El sacerdote daba su recorrida por la iglesia cada mediodía.
Hace ya un tiempito, cuando abrió un día la puerta se encontró a un
hombre: sin afeitar, con una camisa gastada y un abrigo viejo y
deshilachado. El hombre se arrodilló, inclinó la cabeza, luego se
levantó y se fue. Aquello fue el comienzo de una rutina diaria. Siempre
llegaba al mediodía, se arrodillaba brevemente y volvía a salir.
El sacerdote empezó a sospechar: “Quizás se trata de un ladrón que está esperando el momento oportuno…”, pensó. Por ese motivo aquel día se puso en la puerta de la iglesia y, cuando el hombre se disponía a salir, le preguntó: “Dígame, amigo, “qué hace Ud. por aquí? El hombre le contó que trabajaba cerca y que al mediodía tenía un rato libre para almorzar. Aprovechaba ese momento para rezar: “Sólo me quedo unos instantes ¿sabe?; la fábrica queda un poco lejos, así que sólo me arrodillo y digo: “Señor, sólo vine para agradecerte… ¡Cuán feliz me haces! Te pido perdón por mis pecados… No sé muy bien cómo rezar, pero pienso en Ti todos los días… Así que Jesús, este es Jaime, reportándose”
El Padre –un poco avergonzado interiormente- le dijo a Jaime que estaba muy bien lo que hacía y que era bienvenido a la iglesia cuando quisiera. El sacerdote, después de despedir a Jaime, se arrodilló ante el Santísimo y repitió la plegaria: “Señor, sólo vine para agradecerte… ¡Cuán feliz me haces! Te pido perdón por mis pecados… no se muy bien cómo rezar, pero pienso en Ti todos los días… así que, Jesús, soy yo, reportándome”.
Jaime y el sacerdote se hicieron amigos. Jaime se confesaba y recibía a Jesús en la Eucaristía con gran devoción. El Padre por su parte aprendía mucho de la pureza y la fe de Jaime.

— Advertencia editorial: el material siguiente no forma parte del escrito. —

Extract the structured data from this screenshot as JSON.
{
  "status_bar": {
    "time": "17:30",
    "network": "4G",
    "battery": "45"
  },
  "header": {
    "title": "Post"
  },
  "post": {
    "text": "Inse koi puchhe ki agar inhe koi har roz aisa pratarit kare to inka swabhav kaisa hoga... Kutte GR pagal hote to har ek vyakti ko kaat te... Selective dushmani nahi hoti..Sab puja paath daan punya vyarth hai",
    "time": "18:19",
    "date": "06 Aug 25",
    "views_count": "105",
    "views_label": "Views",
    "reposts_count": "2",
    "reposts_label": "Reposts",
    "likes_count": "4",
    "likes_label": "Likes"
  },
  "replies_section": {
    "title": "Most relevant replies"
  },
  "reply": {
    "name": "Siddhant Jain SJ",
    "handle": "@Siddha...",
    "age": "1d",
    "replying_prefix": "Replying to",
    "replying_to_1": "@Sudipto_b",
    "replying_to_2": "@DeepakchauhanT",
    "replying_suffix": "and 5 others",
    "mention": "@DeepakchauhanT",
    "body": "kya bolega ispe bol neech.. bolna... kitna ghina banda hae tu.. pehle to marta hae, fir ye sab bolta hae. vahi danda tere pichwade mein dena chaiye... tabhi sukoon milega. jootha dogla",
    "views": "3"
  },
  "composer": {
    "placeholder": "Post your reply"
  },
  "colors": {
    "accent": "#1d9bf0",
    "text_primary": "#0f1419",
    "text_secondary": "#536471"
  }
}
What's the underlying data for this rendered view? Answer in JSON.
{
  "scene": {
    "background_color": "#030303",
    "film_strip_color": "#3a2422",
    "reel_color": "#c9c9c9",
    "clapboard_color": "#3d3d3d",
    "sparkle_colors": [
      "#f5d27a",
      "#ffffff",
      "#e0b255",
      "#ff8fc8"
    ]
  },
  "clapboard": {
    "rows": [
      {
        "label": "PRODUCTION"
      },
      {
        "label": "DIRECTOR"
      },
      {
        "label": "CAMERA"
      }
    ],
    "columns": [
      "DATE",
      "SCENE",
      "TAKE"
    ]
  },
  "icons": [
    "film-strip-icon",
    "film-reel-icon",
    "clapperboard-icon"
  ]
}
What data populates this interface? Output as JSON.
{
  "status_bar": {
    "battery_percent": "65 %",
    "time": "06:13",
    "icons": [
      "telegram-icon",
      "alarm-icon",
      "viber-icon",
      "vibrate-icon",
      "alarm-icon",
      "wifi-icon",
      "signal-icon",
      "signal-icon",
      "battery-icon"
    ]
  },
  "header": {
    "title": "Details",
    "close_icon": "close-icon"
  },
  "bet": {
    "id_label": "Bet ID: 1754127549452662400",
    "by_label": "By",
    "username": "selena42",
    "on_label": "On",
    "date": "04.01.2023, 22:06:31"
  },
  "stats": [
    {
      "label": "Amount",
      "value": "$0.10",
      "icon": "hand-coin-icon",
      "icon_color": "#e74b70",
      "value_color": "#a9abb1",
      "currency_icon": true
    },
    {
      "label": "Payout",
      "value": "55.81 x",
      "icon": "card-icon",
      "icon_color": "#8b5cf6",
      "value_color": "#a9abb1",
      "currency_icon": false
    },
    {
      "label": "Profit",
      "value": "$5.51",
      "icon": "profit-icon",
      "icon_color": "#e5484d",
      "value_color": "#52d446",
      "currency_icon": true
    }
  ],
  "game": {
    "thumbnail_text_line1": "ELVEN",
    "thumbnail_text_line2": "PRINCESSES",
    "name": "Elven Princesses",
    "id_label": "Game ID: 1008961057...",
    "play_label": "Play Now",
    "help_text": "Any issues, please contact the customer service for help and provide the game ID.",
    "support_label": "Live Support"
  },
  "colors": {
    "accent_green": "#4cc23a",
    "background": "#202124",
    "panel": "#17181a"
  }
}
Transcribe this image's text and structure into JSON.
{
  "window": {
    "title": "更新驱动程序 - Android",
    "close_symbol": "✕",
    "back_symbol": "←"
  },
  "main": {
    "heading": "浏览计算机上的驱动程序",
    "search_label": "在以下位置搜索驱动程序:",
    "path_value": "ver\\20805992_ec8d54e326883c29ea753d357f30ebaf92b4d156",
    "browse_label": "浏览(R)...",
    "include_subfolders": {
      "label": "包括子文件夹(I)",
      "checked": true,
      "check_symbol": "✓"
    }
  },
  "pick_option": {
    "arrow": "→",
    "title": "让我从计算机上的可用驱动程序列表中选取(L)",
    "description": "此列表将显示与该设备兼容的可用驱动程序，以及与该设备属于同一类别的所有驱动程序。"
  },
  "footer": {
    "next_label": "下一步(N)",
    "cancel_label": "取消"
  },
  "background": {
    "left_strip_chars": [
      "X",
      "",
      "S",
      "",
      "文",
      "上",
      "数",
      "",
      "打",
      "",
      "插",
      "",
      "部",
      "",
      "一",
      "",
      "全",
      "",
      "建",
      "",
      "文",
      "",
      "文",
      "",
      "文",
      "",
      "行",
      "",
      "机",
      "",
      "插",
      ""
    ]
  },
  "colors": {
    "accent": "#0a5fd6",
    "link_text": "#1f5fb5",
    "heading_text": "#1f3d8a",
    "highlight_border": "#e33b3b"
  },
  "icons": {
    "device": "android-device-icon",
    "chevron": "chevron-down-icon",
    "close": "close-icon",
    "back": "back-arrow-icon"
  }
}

Cierto día el sacerdote notó la ausencia del viejo Jaime. Los días siguieron pasando sin que Jaime volviese por la iglesia. El Padre comenzó a preocuparse y fue a la fábrica a preguntar por él. Allí le dijeron que estaba enfermo en el hospital. También le contaron que desde que Jaime se internó se sentía mucho su ausencia. Aunque no lo demostraran demasiado…, todos lo querían y ahora lo extrañaban.
Cuando llegó al hospital, la enfermera le dijo que no podía entender por qué a Jaime se lo veía tan contento… “Ningún amigo ha venido a visitarlo y él no tiene a quién recurrir”. Jaime escuchó aquellas palabras y, cuando se fue la enfermera, le dijo al Padre: “Esta buena señora está equivocada. Todos los días desde que llegué aquí -al mediodía- un querido Amigo mío viene, se sienta en mi cama, me toma de las manos, se inclina sobre mí y me dice: ´Jaime, sólo vine para agradecerte… Y decirte cuán feliz me haces. Te amo y perdono tus pecados. Siempre me gustó escuchar tus oraciones… Y estás siempre en mi corazón… Así que éste es Jesús, reportándose…».